HR Leadership: Capability vs. Expertise

I’ve had this HR gig for a long time – even longer considering I don’t even really like HR. Actually, what I don’t like are the conversations others are having about us and the conversations we have amongst ourselves.​

​istockphoto

​istockphoto

Others say we can’t solve business problems, we don’t have the language of the business or we are stuck in an administrative support mindset. And we believe them! Our conversations are woeful and lost. We need to stop that right now and start speaking with pride about our profession and applauding our accomplishments.

We need to step up our leadership game.

Whether we are preparing a workforce succession strategic plan, developing an innovative approach to increase veteran hiring, analyzing workforce trends to identify recruitment and retention hot spots, digging into big data or making progress on the diversity front, skills alone are never enough.

Organizational leaders want more than capability. They want expertise.
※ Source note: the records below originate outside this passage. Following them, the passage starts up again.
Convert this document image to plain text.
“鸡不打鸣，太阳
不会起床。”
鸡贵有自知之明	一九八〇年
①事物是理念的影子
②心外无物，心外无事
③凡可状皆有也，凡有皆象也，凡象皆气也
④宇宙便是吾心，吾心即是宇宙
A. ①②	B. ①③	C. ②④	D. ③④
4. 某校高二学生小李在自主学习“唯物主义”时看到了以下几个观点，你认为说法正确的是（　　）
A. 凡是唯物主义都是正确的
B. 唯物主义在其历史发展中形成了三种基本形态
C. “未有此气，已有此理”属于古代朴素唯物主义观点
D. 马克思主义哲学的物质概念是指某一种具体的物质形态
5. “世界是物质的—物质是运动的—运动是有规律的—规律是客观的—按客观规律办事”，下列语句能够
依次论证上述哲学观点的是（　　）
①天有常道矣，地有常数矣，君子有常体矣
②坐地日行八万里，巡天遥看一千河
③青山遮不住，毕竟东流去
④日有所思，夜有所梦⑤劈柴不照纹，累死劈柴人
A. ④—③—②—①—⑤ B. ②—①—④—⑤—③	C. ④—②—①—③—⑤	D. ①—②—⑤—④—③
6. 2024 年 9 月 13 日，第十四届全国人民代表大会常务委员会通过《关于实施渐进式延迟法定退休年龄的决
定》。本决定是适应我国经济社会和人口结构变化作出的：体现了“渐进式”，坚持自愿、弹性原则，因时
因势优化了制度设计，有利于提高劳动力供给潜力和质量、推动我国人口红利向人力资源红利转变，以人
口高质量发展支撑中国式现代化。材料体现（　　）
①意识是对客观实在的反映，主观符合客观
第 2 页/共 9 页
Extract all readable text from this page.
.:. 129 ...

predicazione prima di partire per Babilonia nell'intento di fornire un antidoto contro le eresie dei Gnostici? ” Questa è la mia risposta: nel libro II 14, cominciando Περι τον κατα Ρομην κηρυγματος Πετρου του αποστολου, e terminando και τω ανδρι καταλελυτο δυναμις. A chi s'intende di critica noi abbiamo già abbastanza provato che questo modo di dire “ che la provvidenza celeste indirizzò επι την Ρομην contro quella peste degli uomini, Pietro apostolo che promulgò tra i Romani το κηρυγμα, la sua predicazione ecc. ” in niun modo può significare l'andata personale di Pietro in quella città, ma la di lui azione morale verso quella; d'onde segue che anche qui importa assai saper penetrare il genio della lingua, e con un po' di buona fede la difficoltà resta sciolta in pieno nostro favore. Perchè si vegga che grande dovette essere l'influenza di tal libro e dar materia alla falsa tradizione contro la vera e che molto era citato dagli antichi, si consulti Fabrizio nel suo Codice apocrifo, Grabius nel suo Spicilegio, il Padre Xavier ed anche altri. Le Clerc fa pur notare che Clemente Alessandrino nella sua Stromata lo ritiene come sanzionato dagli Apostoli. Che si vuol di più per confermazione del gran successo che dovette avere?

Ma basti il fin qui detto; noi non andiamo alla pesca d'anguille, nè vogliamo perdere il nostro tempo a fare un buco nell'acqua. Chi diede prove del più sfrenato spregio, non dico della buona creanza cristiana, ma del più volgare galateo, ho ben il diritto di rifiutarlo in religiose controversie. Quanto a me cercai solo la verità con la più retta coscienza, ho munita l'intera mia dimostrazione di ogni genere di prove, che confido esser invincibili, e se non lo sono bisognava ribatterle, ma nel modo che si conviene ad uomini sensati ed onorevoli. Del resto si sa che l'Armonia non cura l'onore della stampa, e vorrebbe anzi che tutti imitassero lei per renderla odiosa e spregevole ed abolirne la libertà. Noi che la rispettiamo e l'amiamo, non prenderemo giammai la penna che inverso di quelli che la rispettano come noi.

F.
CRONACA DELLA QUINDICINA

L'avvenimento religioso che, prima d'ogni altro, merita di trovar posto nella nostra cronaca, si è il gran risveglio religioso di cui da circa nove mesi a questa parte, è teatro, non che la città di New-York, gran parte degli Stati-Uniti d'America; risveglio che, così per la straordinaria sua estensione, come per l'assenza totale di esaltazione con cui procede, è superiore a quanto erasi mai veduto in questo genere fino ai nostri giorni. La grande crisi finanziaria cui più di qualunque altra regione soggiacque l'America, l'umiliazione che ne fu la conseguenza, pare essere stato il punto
They are waiting for us to speak from our position as expert, offer points of view and challenge assumptions. It's integral to HR competency.

Pick a day, any day, and welcome to our world as HR leaders. As chief human capital officers, human resource directors, EEO managers or brand new human resource  generalists, we are expected to advise, identify risk and recommend.  Focusing on the technical aspects of the job alone will not get us to where we need to go to impact organizational performance.

Our work puts us at the center of the action where we are perfectly poised to lead. I challenge you to up your leadership game. Are you up for the challenge? 

Change: A Day in the Life Sunday

Change is good. It's not always easy and it's not always welcome but, one way or another, the need for change will present itself in ways that you cannot avoid, ignore or explain away.

iStockphoto

iStockphoto

Embrace it, it's here and it's long overdue.

So, what's this all about? I promise you it's not as grandiose as you may think. I am adding leadership staff to my HR department. I am turning over the reins. Not all the reins and not all at once - it's simply not in my nature - but it will be done.

The facility has expanded dramatically in size and complexity and the HR staff of seven I started with over nine years ago has blossomed to over 16. Supervisors, managers and senior leaders support me to no end. My staff is a-m-a-z-i-n-g and they do whatever it takes to deliver quality HR services every day - even when I am there but not available to them.

They deserve more and I expect more from myself.

I know the kind of leader I want to be and I haven't been delivering. Not even close. We've expanded past the point that I can lead staff, manage delivery of HR services, facilitate change and respond to the myriad needs of our supervisor, managers and leaders well on my own.

Despite encouragement to add leadership staff, I struggled to get past the idea that "I can do it with the resources I have." Once I faced reality that I was not delivering, the rest was easy. I set out to find skilled professionals I could trust with my vision and my people. I found them.

My new Lead Labor Relations guy joins my new Assistant Chief tomorrow. Health care system supervisors, managers and HR staff will have ready access to two more HR leaders, I will share my workload (it's all about me, remember?) and we will build on new ideas, expertise and perspective to take the department to new heights.

I get giddy (yes, I just said giddy) when I think about the possibilities.